En février, Amgen a présenté ses perspectives jusqu’en 2030. Peu d’entreprises regardent aussi loin. La société biotech vise une croissance annuelle moyenne du C.A. de 5% et une augmentation du bénéfice par action de 8 à 12%. La marge opérationnelle devrait se situer autour de 50%, l’un des pourcentages les plus élevés du secteur. Le C.A. des biosimilaires devrait plus que doubler entre 2021 et 2030. Des objectifs ambitieux, mais qui le sont ‘trop’ selon le marché. Il y a en effet eu de moins bonnes nouvelles ces dernières semaines. Ainsi, il y a une nouvelle concurrence pour l’Otezla et les nouvelles données sont moins convaincantes pour le Lumakras, qui a reçu une autorisation préliminaire. Les patients sont restés sans cancer pendant 5,6 mois, contre 4,5 mois chez les patients traités par chimiothérapie docétaxel. Ce qui manque, ce sont des données démontrant un bénéfice en termes de survie globale.

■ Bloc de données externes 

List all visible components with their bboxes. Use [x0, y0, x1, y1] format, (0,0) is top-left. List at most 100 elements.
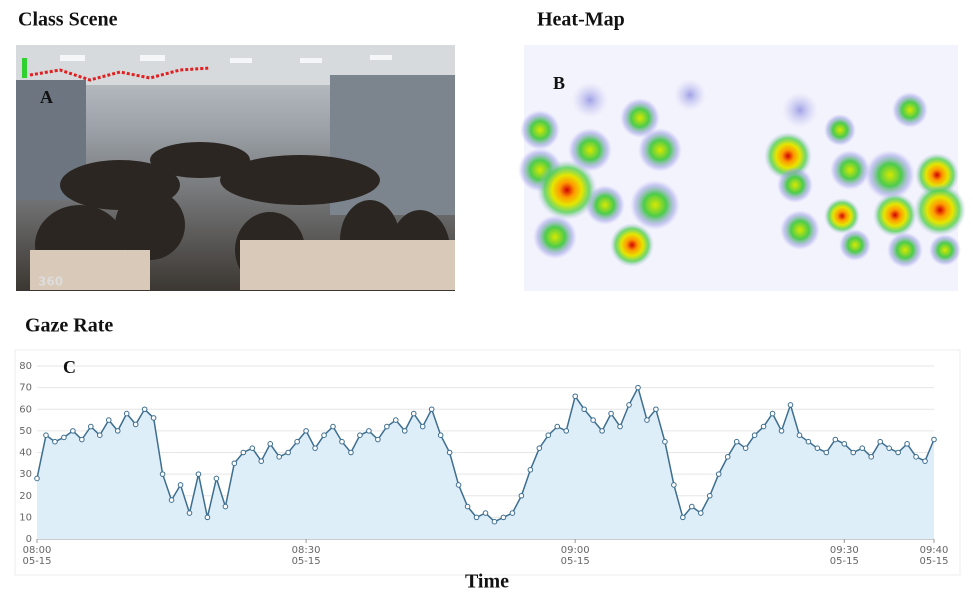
point — [760, 423, 767, 430]
x-tick-date: 05-15 — [830, 556, 859, 567]
point — [545, 432, 552, 439]
point — [393, 417, 399, 423]
x-axis-label: Time — [465, 571, 509, 593]
x-tick-label: 09:40 — [920, 545, 949, 556]
point — [455, 482, 462, 488]
point — [88, 423, 94, 430]
y-tick-label: 50 — [19, 426, 32, 437]
point — [805, 438, 812, 445]
point — [348, 449, 354, 456]
x-tick-date: 05-15 — [22, 556, 51, 567]
point — [689, 503, 695, 510]
point — [43, 432, 49, 439]
point — [294, 438, 300, 445]
point — [437, 432, 444, 439]
point — [303, 428, 309, 434]
point — [231, 460, 238, 467]
y-tick-label: 20 — [19, 491, 32, 502]
y-tick-label: 60 — [19, 404, 32, 415]
point — [222, 503, 229, 510]
point — [357, 432, 363, 439]
point — [877, 438, 883, 445]
point — [671, 482, 677, 488]
point — [123, 410, 130, 417]
point — [653, 406, 659, 413]
point — [105, 417, 112, 423]
point — [680, 514, 686, 521]
point — [473, 514, 480, 521]
y-tick-label: 70 — [19, 383, 32, 394]
point — [159, 471, 166, 477]
y-tick-label: 10 — [19, 512, 32, 523]
point — [509, 510, 516, 516]
point — [195, 471, 202, 477]
x-tick-label: 08:30 — [292, 545, 321, 556]
heat-map: B — [518, 45, 966, 291]
point — [401, 428, 408, 434]
x-tick-label: 09:00 — [561, 545, 590, 556]
y-tick-label: 0 — [26, 534, 32, 545]
point — [931, 436, 937, 443]
point — [240, 449, 247, 456]
x-tick-label: 09:30 — [830, 545, 859, 556]
area — [37, 387, 934, 539]
point — [590, 417, 596, 423]
x-tick-date: 05-15 — [292, 556, 321, 567]
point — [823, 449, 830, 456]
point — [339, 438, 345, 445]
point — [796, 432, 803, 439]
point — [814, 445, 821, 451]
point — [204, 514, 211, 521]
point — [114, 428, 121, 434]
point — [715, 471, 722, 477]
point — [500, 514, 507, 521]
point — [527, 467, 534, 473]
point — [61, 434, 67, 441]
x-tick-label: 08:00 — [23, 545, 52, 556]
point — [428, 406, 435, 413]
watermark: 360 — [38, 275, 63, 289]
point — [787, 402, 794, 408]
point — [249, 445, 256, 451]
panel-title: Class Scene — [18, 9, 118, 31]
point — [850, 449, 857, 456]
point — [150, 415, 157, 421]
point — [276, 454, 282, 460]
point — [267, 441, 274, 447]
point — [52, 438, 58, 445]
point — [446, 449, 453, 456]
point — [904, 441, 910, 447]
y-tick-label: 80 — [19, 361, 32, 372]
point — [832, 436, 839, 443]
y-tick-label: 30 — [19, 469, 32, 480]
panel-title: Heat-Map — [537, 9, 625, 31]
point — [626, 402, 632, 408]
point — [751, 432, 758, 439]
point — [321, 432, 327, 439]
point — [79, 436, 85, 443]
point — [186, 510, 193, 516]
point — [132, 421, 139, 428]
point — [375, 436, 381, 443]
point — [258, 458, 265, 464]
point — [778, 428, 785, 434]
panel-letter: A — [40, 87, 53, 107]
point — [366, 428, 372, 434]
point — [419, 423, 426, 430]
point — [70, 428, 76, 434]
point — [168, 497, 175, 503]
panel-letter: B — [553, 73, 565, 93]
point — [706, 492, 713, 499]
point — [841, 441, 848, 447]
point — [617, 423, 623, 430]
point — [536, 445, 543, 451]
point — [410, 410, 417, 417]
point — [886, 445, 892, 451]
panel-letter: C — [63, 357, 76, 377]
point — [213, 475, 220, 482]
point — [724, 454, 731, 460]
point — [141, 406, 148, 413]
point — [554, 423, 561, 430]
point — [312, 445, 318, 451]
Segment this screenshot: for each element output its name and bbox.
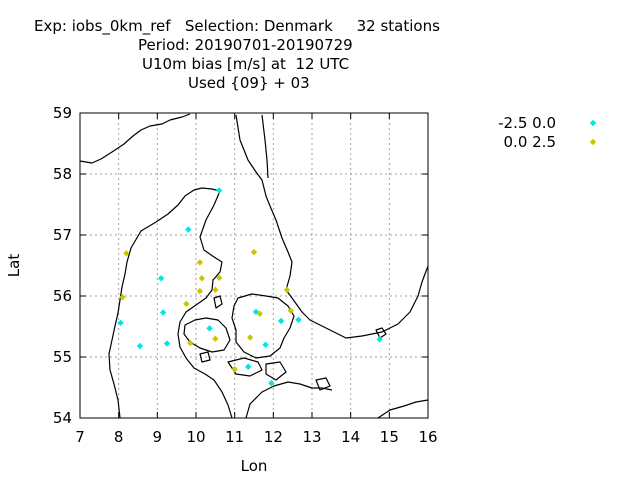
data-point-series-2: [283, 286, 291, 294]
x-tick-label: 8: [114, 428, 124, 446]
title-line-1: Exp: iobs_0km_ref Selection: Denmark 32 …: [34, 17, 440, 35]
data-point-series-1: [163, 340, 171, 347]
x-tick-label: 16: [418, 428, 437, 446]
x-tick-label: 10: [186, 428, 205, 446]
data-point-series-1: [262, 341, 269, 348]
data-point-series-2: [198, 275, 205, 282]
y-tick-label: 56: [53, 287, 72, 305]
data-point-series-1: [159, 309, 167, 316]
data-point-series-2: [287, 307, 294, 314]
data-point-series-1: [206, 325, 213, 332]
data-point-series-2: [216, 274, 223, 281]
title-line-3: U10m bias [m/s] at 12 UTC: [142, 55, 350, 73]
legend: -2.5 0.00.0 2.5: [498, 114, 597, 151]
data-points: [117, 187, 383, 387]
data-point-series-1: [245, 363, 252, 370]
title-line-2: Period: 20190701-20190729: [138, 36, 353, 54]
data-point-series-1: [117, 319, 124, 327]
data-point-series-1: [268, 380, 275, 387]
plot-border: [79, 112, 429, 419]
data-point-series-2: [187, 339, 194, 347]
legend-label: -2.5 0.0: [498, 114, 556, 132]
grid-lines: [80, 113, 428, 418]
x-tick-label: 7: [75, 428, 85, 446]
legend-marker: [589, 138, 597, 146]
x-tick-label: 11: [225, 428, 244, 446]
legend-label: 0.0 2.5: [504, 133, 556, 151]
plot-frame: [79, 112, 429, 419]
data-point-series-2: [250, 248, 258, 256]
data-point-series-2: [119, 294, 126, 301]
x-tick-label: 15: [380, 428, 399, 446]
coastline-map: [79, 113, 429, 419]
y-tick-label: 59: [53, 104, 72, 122]
data-point-series-2: [212, 335, 219, 342]
x-tick-label: 9: [153, 428, 163, 446]
y-tick-label: 54: [53, 409, 72, 427]
data-point-series-2: [212, 286, 219, 294]
data-point-series-2: [123, 250, 130, 257]
data-point-series-2: [196, 287, 204, 295]
x-tick-label: 12: [264, 428, 283, 446]
data-point-series-1: [185, 226, 192, 233]
data-point-series-1: [136, 342, 144, 350]
data-point-series-2: [183, 300, 190, 308]
data-point-series-1: [277, 317, 285, 325]
data-point-series-2: [196, 259, 204, 266]
axis-labels: 7 8 9 10 11 12 13 14 15 16 54 55 56 57 58 59 Lon Lat: [5, 104, 438, 475]
x-tick-label: 14: [341, 428, 360, 446]
data-point-series-2: [246, 334, 254, 341]
data-point-series-1: [158, 275, 165, 282]
data-point-series-1: [216, 187, 223, 194]
x-axis-label: Lon: [241, 457, 268, 475]
x-tick-label: 13: [302, 428, 321, 446]
data-point-series-1: [376, 336, 383, 343]
y-tick-label: 55: [53, 348, 72, 366]
y-axis-label: Lat: [5, 254, 23, 278]
y-tick-label: 57: [53, 226, 72, 244]
legend-marker: [589, 119, 597, 127]
data-point-series-1: [295, 316, 302, 323]
data-point-series-2: [231, 366, 238, 373]
y-tick-label: 58: [53, 165, 72, 183]
title-line-4: Used {09} + 03: [188, 74, 310, 92]
data-point-series-2: [256, 310, 263, 317]
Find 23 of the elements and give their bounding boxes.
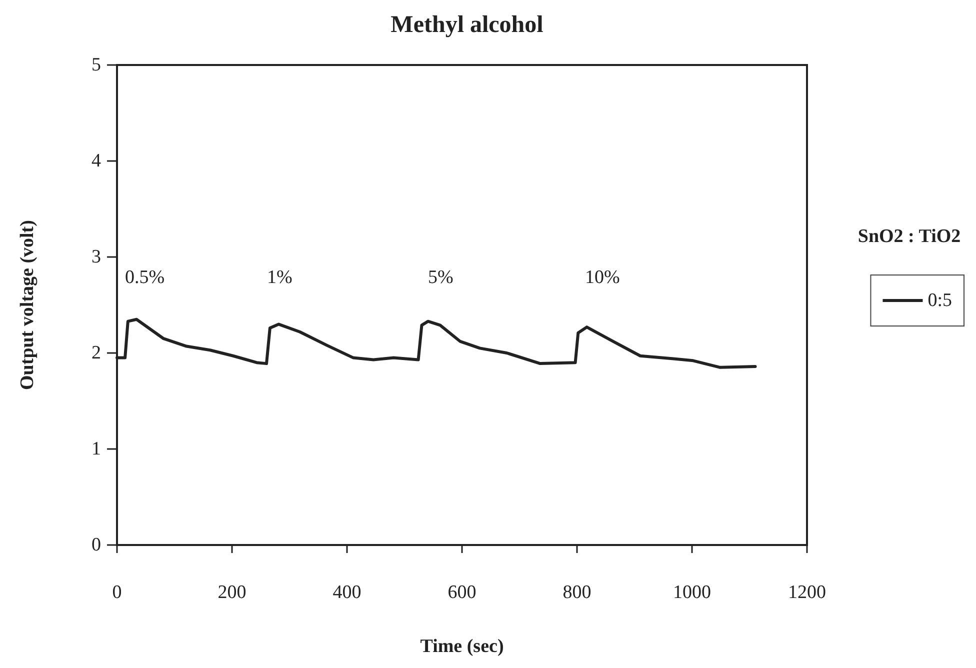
y-tick-label: 4 bbox=[92, 150, 102, 172]
x-tick-label: 200 bbox=[218, 582, 246, 603]
x-tick-label: 800 bbox=[562, 582, 592, 603]
chart-title: Methyl alcohol bbox=[390, 12, 544, 38]
annotation: 1% bbox=[267, 267, 292, 288]
y-tick-label: 0 bbox=[92, 534, 101, 556]
x-tick-label: 0 bbox=[112, 582, 122, 603]
legend-title: SnO2 : TiO2 bbox=[858, 226, 961, 247]
x-axis-title: Time (sec) bbox=[420, 636, 504, 657]
line-series bbox=[116, 318, 757, 369]
y-axis-title: Output voltage (volt) bbox=[17, 220, 38, 390]
annotation: 10% bbox=[585, 267, 620, 288]
x-tick-label: 1000 bbox=[673, 582, 711, 603]
x-tick-label: 600 bbox=[448, 582, 476, 603]
x-tick-label: 400 bbox=[332, 582, 362, 603]
y-tick-label: 1 bbox=[92, 438, 101, 460]
x-tick-label: 1200 bbox=[788, 582, 826, 603]
y-tick-label: 5 bbox=[92, 54, 101, 76]
annotation: 0.5% bbox=[125, 267, 165, 288]
legend-label: 0:5 bbox=[928, 290, 952, 311]
annotation: 5% bbox=[428, 267, 454, 288]
y-tick-label: 3 bbox=[92, 246, 101, 268]
y-tick-label: 2 bbox=[92, 342, 101, 364]
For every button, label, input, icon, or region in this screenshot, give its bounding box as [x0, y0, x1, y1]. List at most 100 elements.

De plus, nous n’apprécions pas que  l’entreprise s’endette pour racheter des actions propres. Le ratio DN/EBITDA est déjà passé à 1,9, en partie à la suite d’une acquisition. C’est encore confortable, mais quand même. Heureusement, aucune action propre n’a été achetée au deuxième trimestre après les 6 Mrd USD supplémentaires rachetés au 1er trimestre. Nous prévoyons peu d’achats pour le reste de l’année, mais ce sera probablement encore le cas dans les années à venir. En effet, dans les années à venir, Amgen souhaite distribuer 60% de son bénéfice net sous forme de dividendes et de rachats d’actions. Ces achats devraient aussi permettre que le bénéfice par action progresse nettement plus vite que le chiffre d’affaires. Le dividende trimestriel (1,94 USD p.a.) nécessite une dépense de 1,04 Mrd USD, largement couverte par le cash-flow libre (1,7 Mrd USD).

Conseil :  C2

Amgen se négocie à environ 10 fois l’EBITDA, ce qui est raisonnable. Le marché est également moins optimiste que l’entreprise elle-même, ce qui laisse place à de bonnes surprises. Cependant, nous pensons qu’il est encore trop tôt pour acheter. Le cours n’a pas encore suffisamment corrigé pour cela. L’action surperforme déjà l’indice Nasdaq Biotechnology cette année. Nous n’allons pas plus loin qu’un conseil à ‘conserver’. Les positions plus importantes peuvent même être un peu réduites.